Experience cannot save you. Nothing that is an apprehendable, knowable ‘thing’ can ever do more than take over your mind for a stretch, and then lose its grip. Nothing that happens in life – in the experiential matrix – no matter how sublime, ecstatic and transformative, can show you the way out, even if it feels at the time as though you have managed it. Experience is a dead end, even with all the most sacred, holy and sublime elements thrown in. Test this for yourself, however long it takes.
 
The only way out, is through exactly the same door you came in: through your knowing, apprehending capacity: your intellect, in its widest sense.

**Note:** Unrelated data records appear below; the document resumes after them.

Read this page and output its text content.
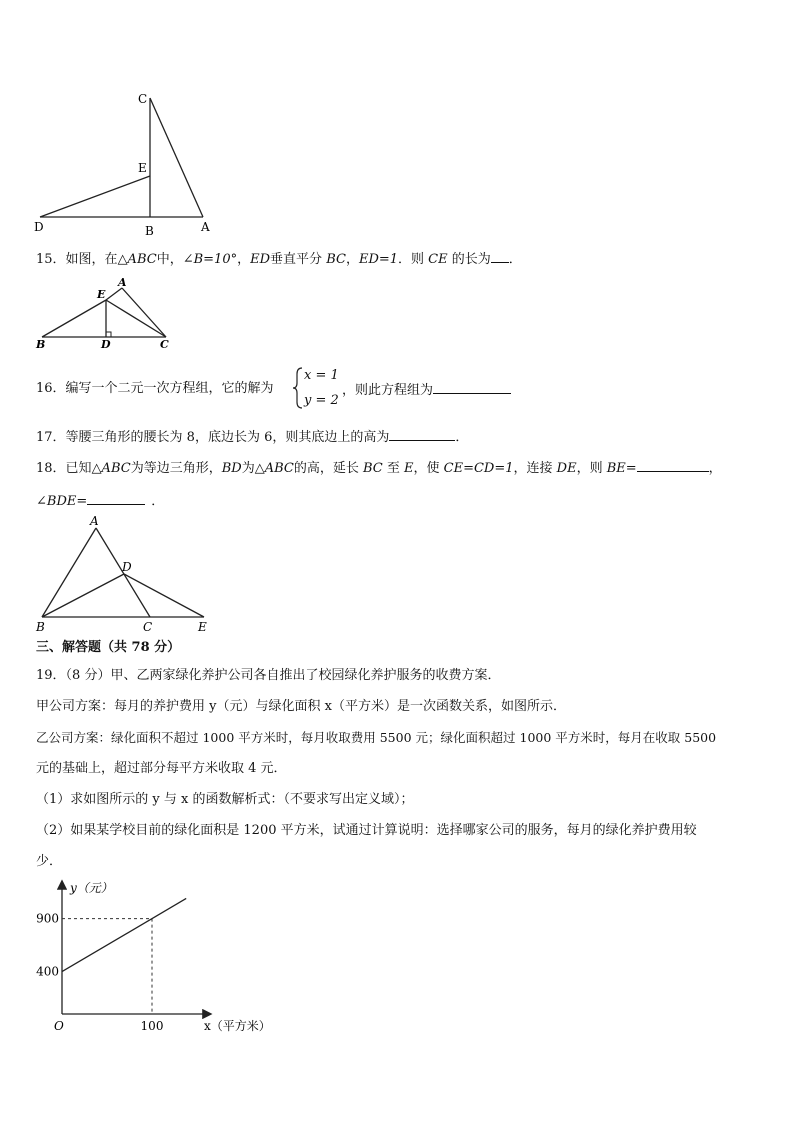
C
E
D	B	A
15．如图，在△ABC中，∠B=10°，ED垂直平分 BC，ED=1．则 CE 的长为 ．
A
E
B	D	C
16．编写一个二元一次方程组，它的解为
x = 1
y = 2
，则此方程组为
17．等腰三角形的腰长为 8，底边长为 6，则其底边上的高为	．
18．已知△ABC为等边三角形，BD为△ABC的高，延长 BC 至 E，使 CE=CD=1，连接 DE，则 BE=	，
∠BDE=	．
A
D
B	C	E
三、解答题（共 78 分）
19．（8 分）甲、乙两家绿化养护公司各自推出了校园绿化养护服务的收费方案．
甲公司方案：每月的养护费用 y（元）与绿化面积 x（平方米）是一次函数关系，如图所示．
乙公司方案：绿化面积不超过 1000 平方米时，每月收取费用 5500 元；绿化面积超过 1000 平方米时，每月在收取 5500
元的基础上，超过部分每平方米收取 4 元．
（1）求如图所示的 y 与 x 的函数解析式：（不要求写出定义域）；
（2）如果某学校目前的绿化面积是 1200 平方米，试通过计算说明：选择哪家公司的服务，每月的绿化养护费用较
少．
y（元）
x（平方米）
O
400
900
100
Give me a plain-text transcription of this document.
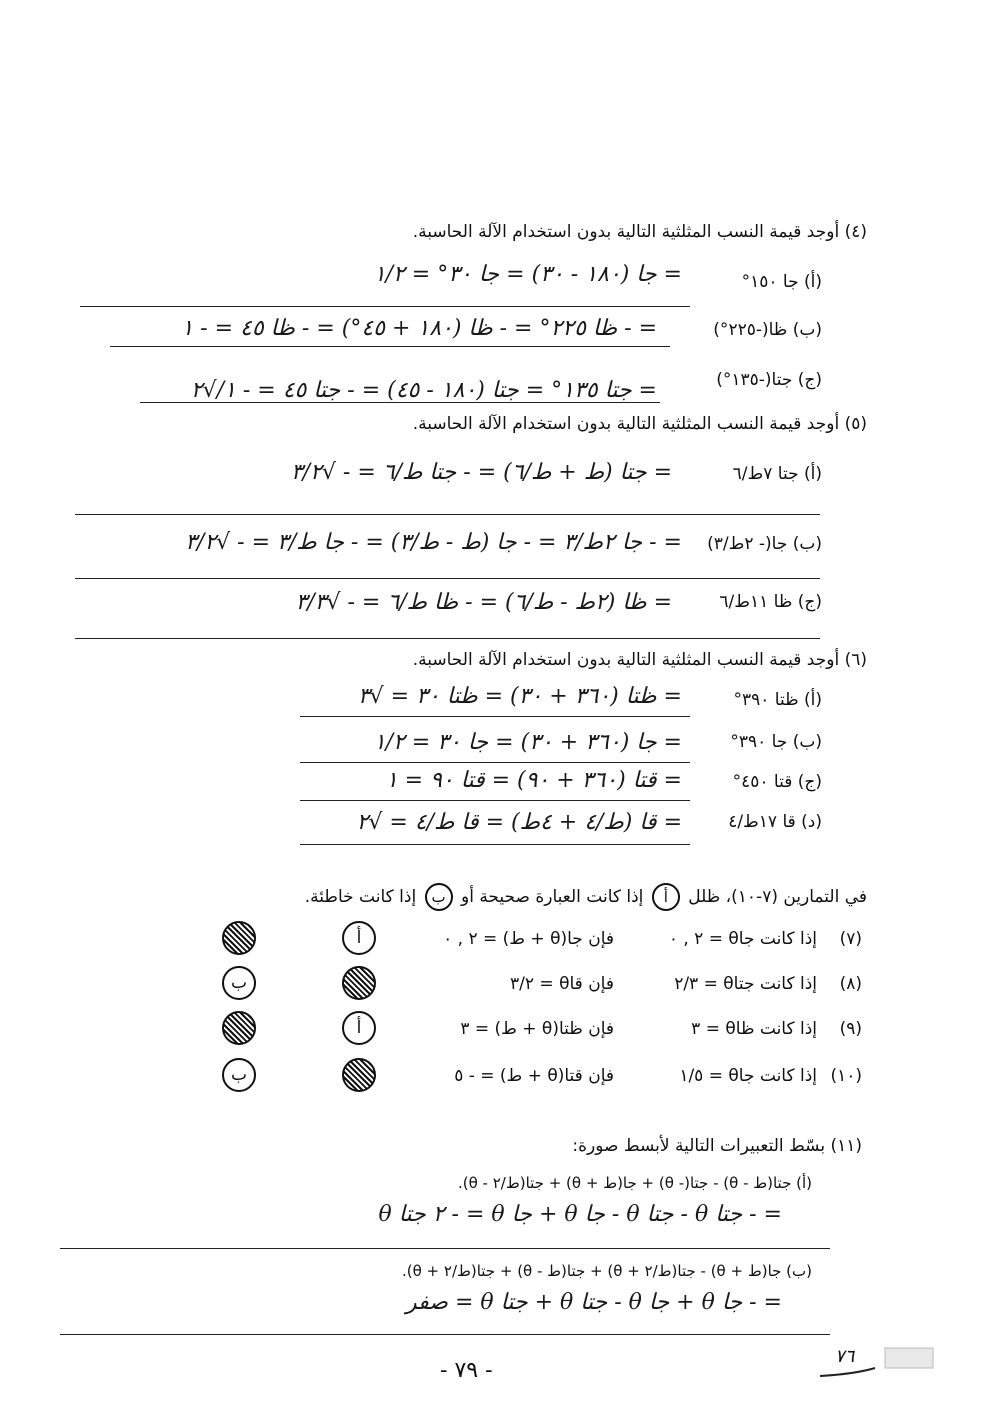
(٤) أوجد قيمة النسب المثلثية التالية بدون استخدام الآلة الحاسبة.
(أ) جا ١٥٠°
= جا (١٨٠ - ٣٠) = جا ٣٠° = ١/٢
(ب) ظا(-٢٢٥°)
= - ظا ٢٢٥° = - ظا (١٨٠ + ٤٥°) = - ظا ٤٥ = - ١
(ج) جتا(-١٣٥°)
= جتا ١٣٥° = جتا (١٨٠ - ٤٥) = - جتا ٤٥ = - ١/√٢
(٥) أوجد قيمة النسب المثلثية التالية بدون استخدام الآلة الحاسبة.
(أ) جتا ٧ط/٦
= جتا (ط + ط/٦) = - جتا ط/٦ = - √٣/٢
(ب) جا(- ٢ط/٣)
= - جا ٢ط/٣ = - جا (ط - ط/٣) = - جا ط/٣ = - √٣/٢
(ج) ظا ١١ط/٦
= ظا (٢ط - ط/٦) = - ظا ط/٦ = - √٣/٣
(٦) أوجد قيمة النسب المثلثية التالية بدون استخدام الآلة الحاسبة.
(أ) ظتا ٣٩٠°
= ظتا (٣٦٠ + ٣٠) = ظتا ٣٠ = √٣
(ب) جا ٣٩٠°
= جا (٣٦٠ + ٣٠) = جا ٣٠ = ١/٢
(ج) قتا ٤٥٠°
= قتا (٣٦٠ + ٩٠) = قتا ٩٠ = ١
(د) قا ١٧ط/٤
= قا (ط/٤ + ٤ط) = قا ط/٤ = √٢
في التمارين (٧-١٠)، ظلل أ إذا كانت العبارة صحيحة أو ب إذا كانت خاطئة.
(٧)
إذا كانت جاθ = ٢ , ٠
فإن جا(θ + ط) = ٢ , ٠
أ
(٨)
إذا كانت جتاθ = ٢/٣
فإن قاθ = ٣/٢
ب
(٩)
إذا كانت ظاθ = ٣
فإن ظتا(θ + ط) = ٣
أ
(١٠)
إذا كانت جاθ = ١/٥
فإن قتا(θ + ط) = - ٥
ب
(١١) بسّط التعبيرات التالية لأبسط صورة:
(أ) جتا(ط - θ) - جتا(- θ) + جا(ط + θ) + جتا(ط/٢ - θ).
= - جتا θ - جتا θ - جا θ + جا θ = - ٢ جتا θ
(ب) جا(ط + θ) - جتا(ط/٢ + θ) + جتا(ط - θ) + جتا(ط/٢ + θ).
= - جا θ + جا θ - جتا θ + جتا θ = صفر
- ٧٩ -
٧٦
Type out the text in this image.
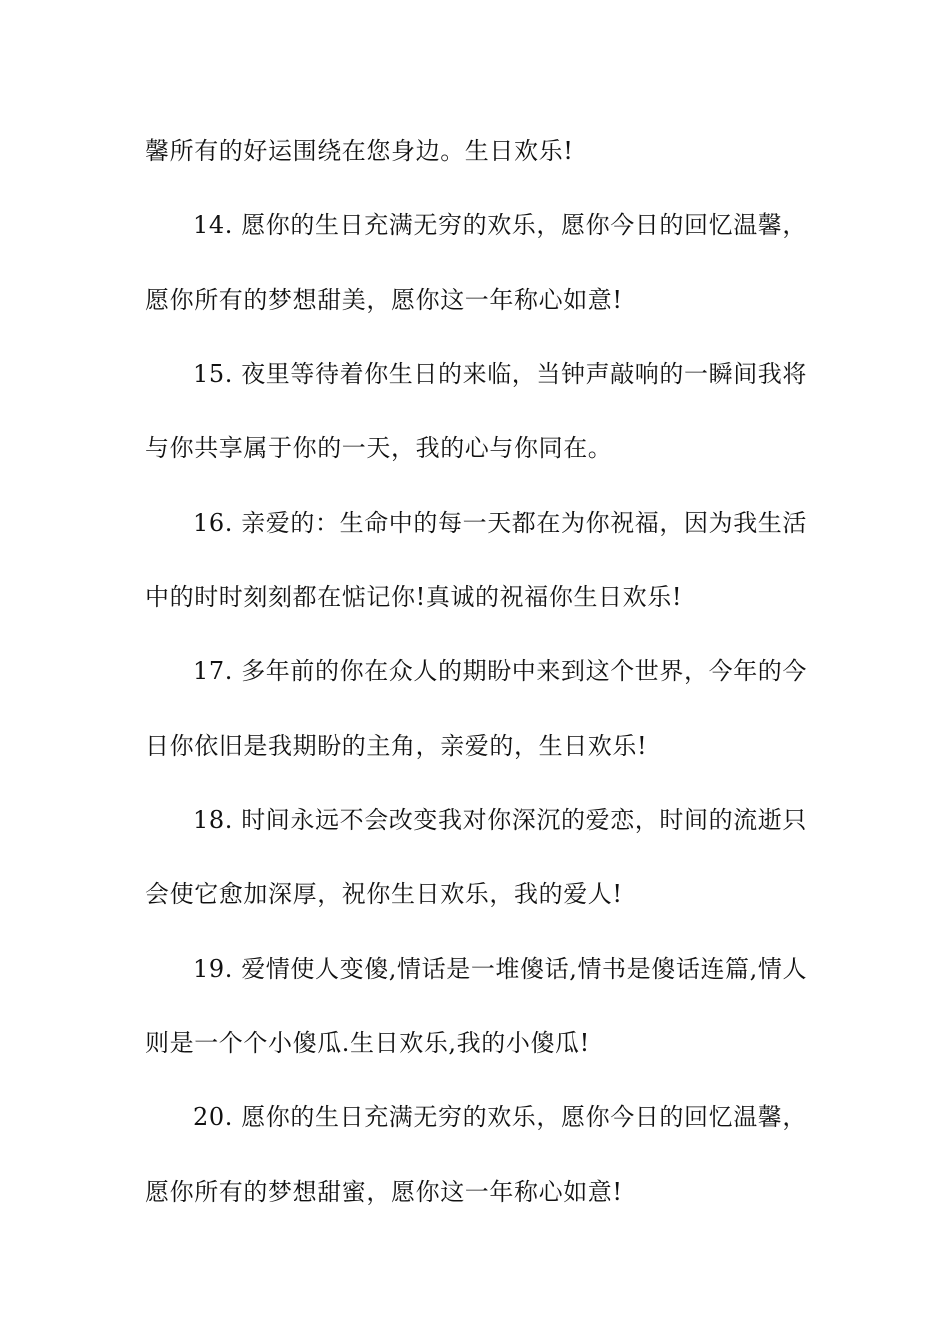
馨所有的好运围绕在您身边。生日欢乐!
14. 愿你的生日充满无穷的欢乐，愿你今日的回忆温馨，
愿你所有的梦想甜美，愿你这一年称心如意!
15. 夜里等待着你生日的来临，当钟声敲响的一瞬间我将
与你共享属于你的一天，我的心与你同在。
16. 亲爱的：生命中的每一天都在为你祝福，因为我生活
中的时时刻刻都在惦记你!真诚的祝福你生日欢乐!
17. 多年前的你在众人的期盼中来到这个世界，今年的今
日你依旧是我期盼的主角，亲爱的，生日欢乐!
18. 时间永远不会改变我对你深沉的爱恋，时间的流逝只
会使它愈加深厚，祝你生日欢乐，我的爱人!
19. 爱情使人变傻,情话是一堆傻话,情书是傻话连篇,情人
则是一个个小傻瓜.生日欢乐,我的小傻瓜!
20. 愿你的生日充满无穷的欢乐，愿你今日的回忆温馨，
愿你所有的梦想甜蜜，愿你这一年称心如意!
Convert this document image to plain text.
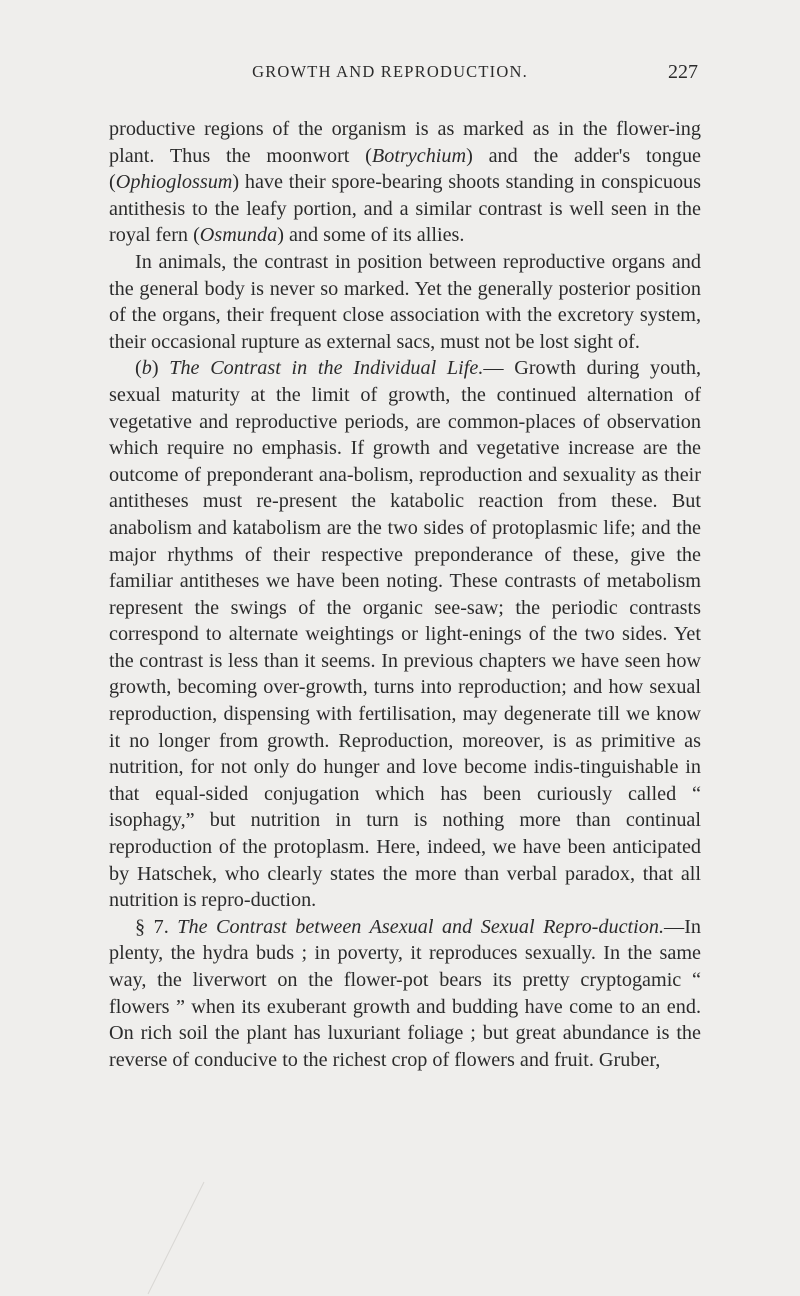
GROWTH AND REPRODUCTION.	227

productive regions of the organism is as marked as in the flower-ing plant. Thus the moonwort (Botrychium) and the adder's tongue (Ophioglossum) have their spore-bearing shoots standing in conspicuous antithesis to the leafy portion, and a similar contrast is well seen in the royal fern (Osmunda) and some of its allies.

In animals, the contrast in position between reproductive organs and the general body is never so marked. Yet the generally posterior position of the organs, their frequent close association with the excretory system, their occasional rupture as external sacs, must not be lost sight of.

(b) The Contrast in the Individual Life.— Growth during youth, sexual maturity at the limit of growth, the continued alternation of vegetative and reproductive periods, are common-places of observation which require no emphasis. If growth and vegetative increase are the outcome of preponderant ana-bolism, reproduction and sexuality as their antitheses must re-present the katabolic reaction from these. But anabolism and katabolism are the two sides of protoplasmic life; and the major rhythms of their respective preponderance of these, give the familiar antitheses we have been noting. These contrasts of metabolism represent the swings of the organic see-saw; the periodic contrasts correspond to alternate weightings or light-enings of the two sides. Yet the contrast is less than it seems. In previous chapters we have seen how growth, becoming over-growth, turns into reproduction; and how sexual reproduction, dispensing with fertilisation, may degenerate till we know it no longer from growth. Reproduction, moreover, is as primitive as nutrition, for not only do hunger and love become indis-tinguishable in that equal-sided conjugation which has been curiously called “ isophagy,” but nutrition in turn is nothing more than continual reproduction of the protoplasm. Here, indeed, we have been anticipated by Hatschek, who clearly states the more than verbal paradox, that all nutrition is repro-duction.

§ 7. The Contrast between Asexual and Sexual Repro-duction.—In plenty, the hydra buds ; in poverty, it reproduces sexually. In the same way, the liverwort on the flower-pot bears its pretty cryptogamic “ flowers ” when its exuberant growth and budding have come to an end. On rich soil the plant has luxuriant foliage ; but great abundance is the reverse of conducive to the richest crop of flowers and fruit. Gruber,
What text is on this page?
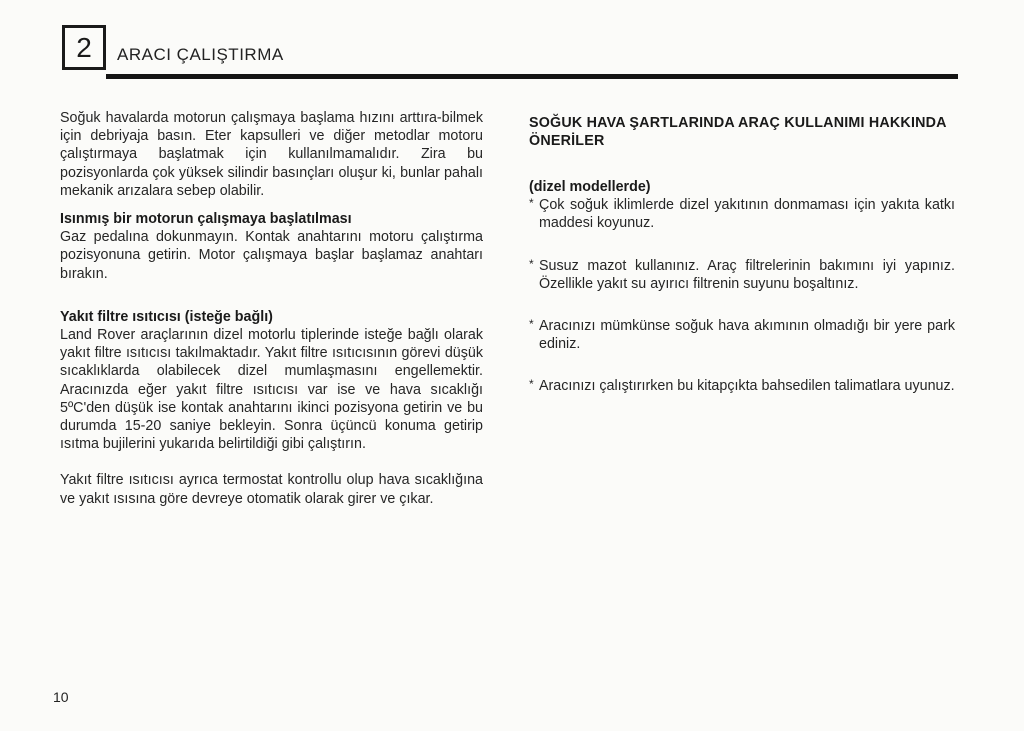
2 ARACI ÇALIŞTIRMA

Soğuk havalarda motorun çalışmaya başlama hızını arttıra-bilmek için debriyaja basın. Eter kapsulleri ve diğer metodlar motoru çalıştırmaya başlatmak için kullanılmamalıdır. Zira bu pozisyonlarda çok yüksek silindir basınçları oluşur ki, bunlar pahalı mekanik arızalara sebep olabilir.

Isınmış bir motorun çalışmaya başlatılması

Gaz pedalına dokunmayın. Kontak anahtarını motoru çalıştırma pozisyonuna getirin. Motor çalışmaya başlar başlamaz anahtarı bırakın.

Yakıt filtre ısıtıcısı (isteğe bağlı)

Land Rover araçlarının dizel motorlu tiplerinde isteğe bağlı olarak yakıt filtre ısıtıcısı takılmaktadır. Yakıt filtre ısıtıcısının görevi düşük sıcaklıklarda olabilecek dizel mumlaşmasını engellemektir. Aracınızda eğer yakıt filtre ısıtıcısı var ise ve hava sıcaklığı 5ºC'den düşük ise kontak anahtarını ikinci pozisyona getirin ve bu durumda 15-20 saniye bekleyin. Sonra üçüncü konuma getirip ısıtma bujilerini yukarıda belirtildiği gibi çalıştırın.

Yakıt filtre ısıtıcısı ayrıca termostat kontrollu olup hava sıcaklığına ve yakıt ısısına göre devreye otomatik olarak girer ve çıkar.

SOĞUK HAVA ŞARTLARINDA ARAÇ KULLANIMI HAKKINDA ÖNERİLER
(dizel modellerde)
* Çok soğuk iklimlerde dizel yakıtının donmaması için yakıta katkı maddesi koyunuz.
* Susuz mazot kullanınız. Araç filtrelerinin bakımını iyi yapınız. Özellikle yakıt su ayırıcı filtrenin suyunu boşaltınız.
* Aracınızı mümkünse soğuk hava akımının olmadığı bir yere park ediniz.
* Aracınızı çalıştırırken bu kitapçıkta bahsedilen talimatlara uyunuz.
10
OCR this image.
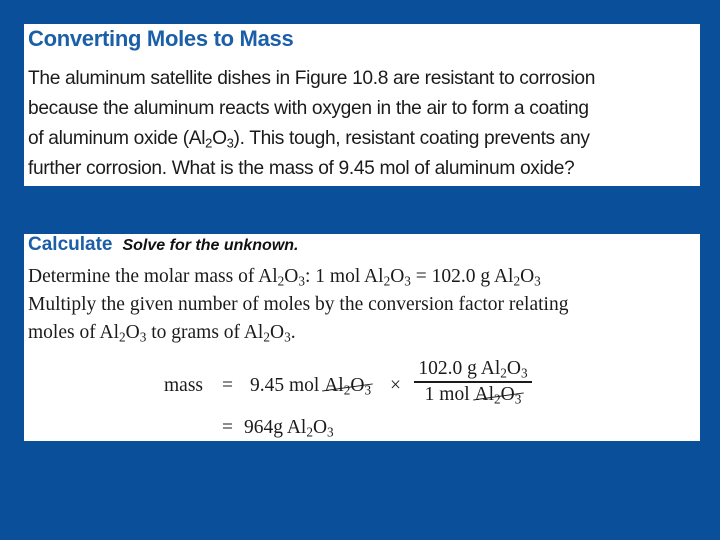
Converting Moles to Mass
The aluminum satellite dishes in Figure 10.8 are resistant to corrosion
because the aluminum reacts with oxygen in the air to form a coating
of aluminum oxide $(Al_2O_3)$. This tough, resistant coating prevents any
further corrosion. What is the mass of 9.45 mol of aluminum oxide?
Calculate Solve for the unknown.
Determine the molar mass of $Al_2O_3$: 1 mol $Al_2O_3 = 102.0$ g $Al_2O_3$
Multiply the given number of moles by the conversion factor relating
moles of $Al_2O_3$ to grams of $Al_2O_3$.
mass = 9.45 mol $Al_2O_3$ ×
102.0 g $Al_2O_3$
1 mol $Al_2O_3$
= 964g $Al_2O_3$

This is the capacity which is currently dazzling you with experience, now let it enlighten you as to where you are really from. Of is own accord, unfortunately, it cannot deliver, but if you nurture it, it may give you the necessary clues. In and of itself, it is a mere created faculty like any other, but it has a spark within it which leads elsewhere. Experience cannot enlighten you, but the knowing capacity can show you where you need to go. The knowing capacity leads to the supreme insight, which is Enlightenment. Nothing else will do it, so don’t waste your time looking for ever more profound and transformative experiences: they are bits of created material, and in time they vanish.